The nurse waited, then sighed when Kasey didn’t elaborate. “Confirm your ID by looking at the red dot please,” she said, swiping a holograph across the reception desk.
Kasey did as she was told, transmitting her rank, name, and residence via retina ID. The system approved her. Her Intraface downloaded Dr. Goldstein’s soonest appointment slot and suite number. She was good to go.
“Wait,” said the nurse, then reviewed Kasey’s info as well. Seemed to defeat the purpose of a secure retina feed, but Kasey kept that thought to herself. Maybe this was the extra attention people craved, so she said nothing. Did nothing as the nurse paused, mid-review.
And tapped the nurse to her left.
It all happened in a matter of seconds. The micro-conversation (It’s her—Who?—Kasey Mizuhara) conducted in a whisper, barely audible to the human ear, but human ears weren’t what Kasey was worried about.
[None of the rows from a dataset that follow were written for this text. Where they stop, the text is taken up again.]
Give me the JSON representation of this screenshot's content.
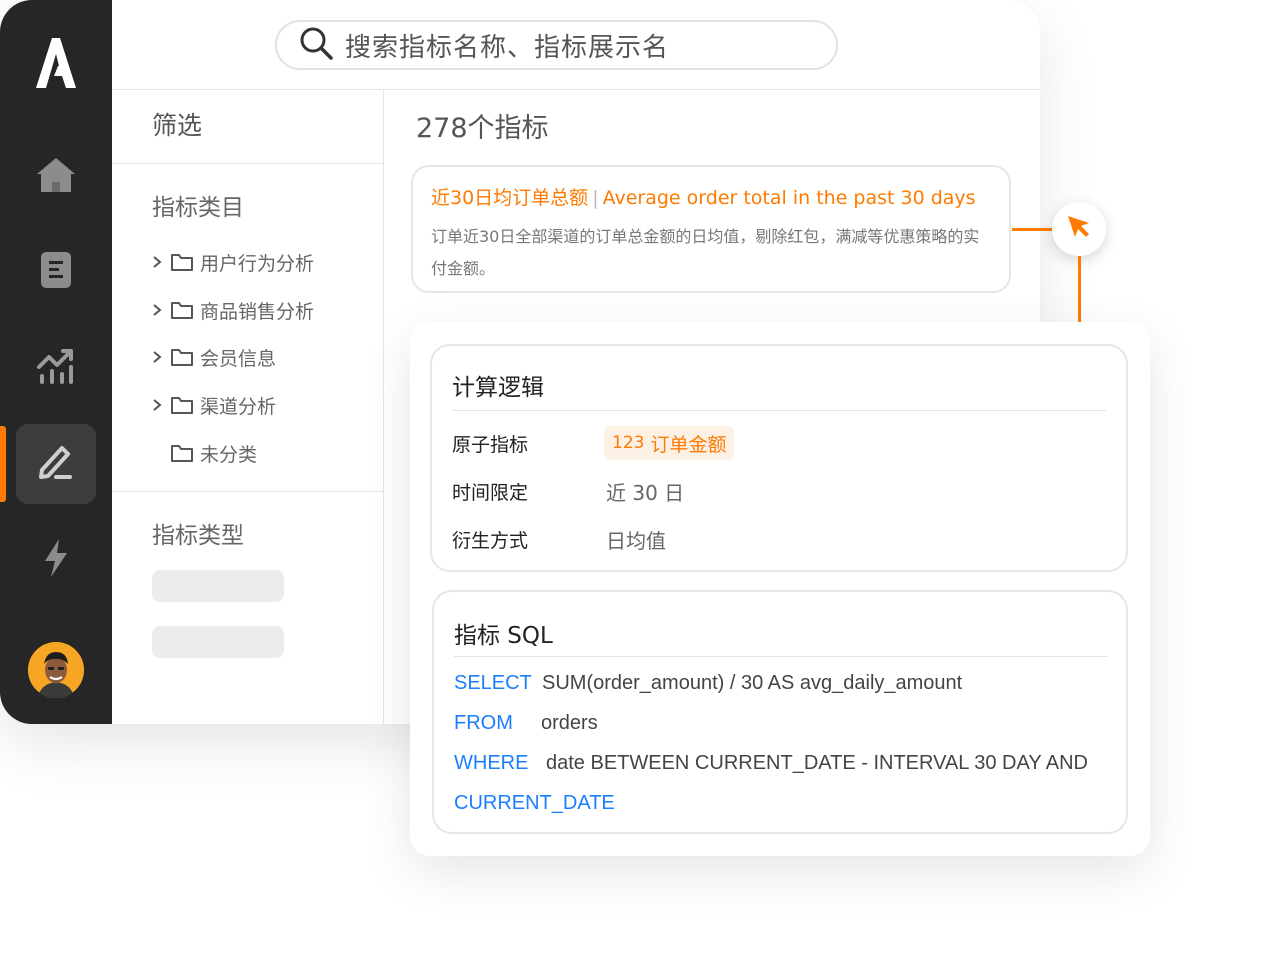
{
  "app": {
    "nav": [
      "home-icon",
      "document-icon",
      "chart-icon",
      "edit-icon",
      "lightning-icon"
    ],
    "active_nav": "edit-icon"
  },
  "search": {
    "text": "搜索指标名称、指标展示名"
  },
  "filter": {
    "title": "筛选",
    "category_title": "指标类目",
    "categories": [
      {
        "label": "用户行为分析",
        "expandable": true
      },
      {
        "label": "商品销售分析",
        "expandable": true
      },
      {
        "label": "会员信息",
        "expandable": true
      },
      {
        "label": "渠道分析",
        "expandable": true
      },
      {
        "label": "未分类",
        "expandable": false
      }
    ],
    "type_title": "指标类型"
  },
  "main": {
    "count": "278个指标",
    "metric": {
      "name": "近30日均订单总额",
      "separator": "|",
      "name_en": "Average order total in the past 30 days",
      "desc": "订单近30日全部渠道的订单总金额的日均值，剔除红包，满减等优惠策略的实付金额。"
    }
  },
  "detail": {
    "logic": {
      "title": "计算逻辑",
      "atom_label": "原子指标",
      "atom_num": "123",
      "atom_value": "订单金额",
      "time_label": "时间限定",
      "time_value": "近 30 日",
      "derive_label": "衍生方式",
      "derive_value": "日均值"
    },
    "sql": {
      "title": "指标 SQL",
      "lines": [
        {
          "kw": "SELECT",
          "code": "SUM(order_amount) / 30 AS avg_daily_amount"
        },
        {
          "kw": "FROM",
          "code": "orders"
        },
        {
          "kw": "WHERE",
          "code": "date BETWEEN CURRENT_DATE - INTERVAL 30 DAY AND"
        },
        {
          "kw": "CURRENT_DATE",
          "code": ""
        }
      ]
    }
  },
  "colors": {
    "accent": "#ff7a00",
    "keyword": "#1a7fff",
    "sidebar": "#262626"
  }
}
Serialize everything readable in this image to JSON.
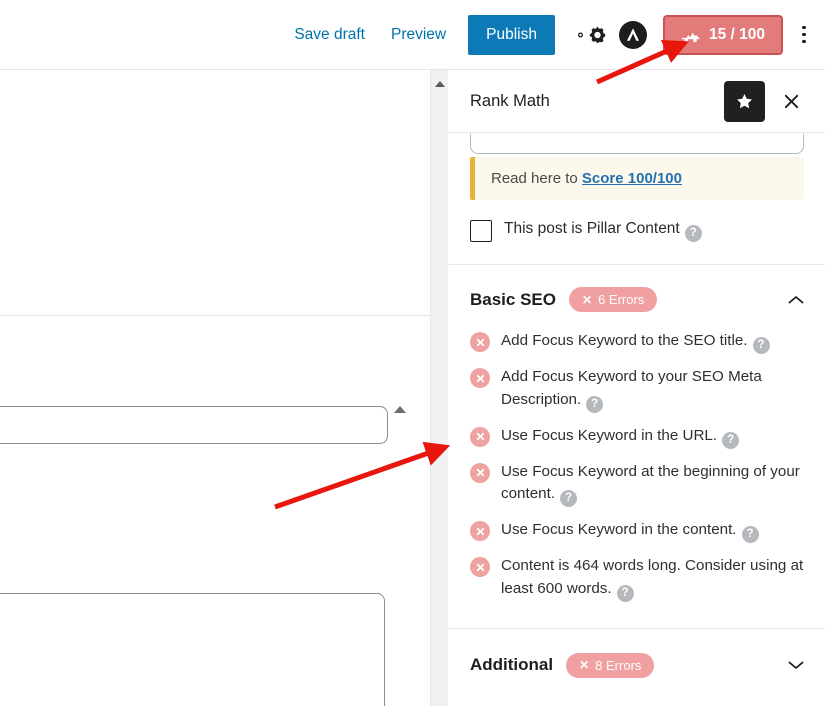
{
  "topbar": {
    "save_draft_label": "Save draft",
    "preview_label": "Preview",
    "publish_label": "Publish",
    "settings_icon": "gear-icon",
    "plugin_icon": "rank-math-logo-icon",
    "score_badge": {
      "icon": "seo-score-truck-icon",
      "label": "15 / 100",
      "value": 15,
      "max": 100,
      "background": "#e37b7b",
      "border": "#cc5252",
      "text_color": "#ffffff"
    },
    "more_options_icon": "kebab-menu-icon",
    "publish_color": "#0d7ab7",
    "link_color": "#0073aa"
  },
  "sidebar": {
    "title": "Rank Math",
    "star_button_icon": "star-icon",
    "close_button_icon": "close-icon",
    "notice": {
      "prefix": "Read here to ",
      "link_label": "Score 100/100"
    },
    "pillar": {
      "label": "This post is Pillar Content",
      "checked": false,
      "help_icon": "help-icon",
      "help_glyph": "?"
    },
    "sections": [
      {
        "title": "Basic SEO",
        "errors_label": "6 Errors",
        "error_count": 6,
        "expanded": true,
        "toggle_icon": "chevron-up-icon",
        "items": [
          {
            "status": "error",
            "text": "Add Focus Keyword to the SEO title.",
            "help_glyph": "?"
          },
          {
            "status": "error",
            "text": "Add Focus Keyword to your SEO Meta Description.",
            "help_glyph": "?"
          },
          {
            "status": "error",
            "text": "Use Focus Keyword in the URL.",
            "help_glyph": "?"
          },
          {
            "status": "error",
            "text": "Use Focus Keyword at the beginning of your content.",
            "help_glyph": "?"
          },
          {
            "status": "error",
            "text": "Use Focus Keyword in the content.",
            "help_glyph": "?"
          },
          {
            "status": "error",
            "text": "Content is 464 words long. Consider using at least 600 words.",
            "help_glyph": "?"
          }
        ]
      },
      {
        "title": "Additional",
        "errors_label": "8 Errors",
        "error_count": 8,
        "expanded": false,
        "toggle_icon": "chevron-down-icon",
        "items": []
      }
    ],
    "error_pill_color": "#f0a0a0",
    "notice_accent_color": "#e8b33c",
    "notice_bg_color": "#fdf8ec"
  },
  "editor": {
    "scrollbar_up_icon": "scroll-up-arrow-icon",
    "block_collapse_icon": "collapse-caret-icon"
  },
  "annotations": {
    "arrow_color": "#e8160c",
    "arrows": [
      {
        "name": "arrow-to-score-badge"
      },
      {
        "name": "arrow-to-seo-checklist"
      }
    ]
  }
}
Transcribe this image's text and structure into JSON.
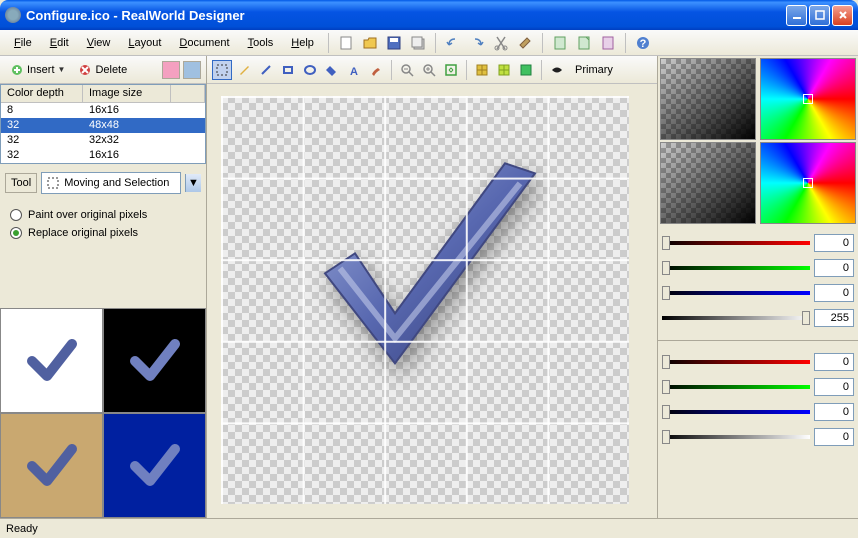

Like clockwork, the first reporter holo-ed in, alerted by the geolocation alert on Kasey’s spoken full name. A dozen others followed, the public domain lobby a field day while Kasey, stuck in the flesh, couldn’t log out. The elevator bank, labeled as private domain by her Intraface, was her only escape. She made for it, cutting through the semitransparent horde.
“Kasey! Kasey!” Thankfully they couldn’t touch her—but then a question grabbed Kasey by the throat. “How are you feeling now that they’ve found the boat?”
She didn’t stop moving—didn’t change her outputted speed or expression.
The press excelled at extrapolating.
“KASEY MIZUHARA, LAST TO LEARN SISTER’S FATE,” one enunciated as others blinked at her, snapping pictures with their Intrafaces, still snapping—just from a distance—when Kasey reached the elevator bank. She punched the UP button. The elevator arrived. In the privacy of its enclosure, she opened her Intraface. Fifty-five new messages, mostly from Meridian. None from David; didn’t mean anything.
Kasey launched her daily news app. The headline glowed across multiple feeds.
BOAT WASHED ASHORE LANDMASS-660, BODY REMAINS MISSING
She waited to feel something, but felt nothing and realized this:
The boat did not matter.
The boat was inanimate.
The body did not matter. Found or missing, it’d be inanimate by now too, all because of the doctor in Suite 412.
“I’m sorry,” Dr. Goldstein said after Kasey barged in, half an hour earlier than her appointment but he’d been seeing no one else. “A shame, what happened to your sister.”
“Why didn’t you treat her?” Kasey demanded.
“Ah.” Dr. Goldstein seemed to visibly shift gears, confusing Kasey. She’d thought they were on the same page. “I’m afraid Celia didn’t authorize disclosure to family members.”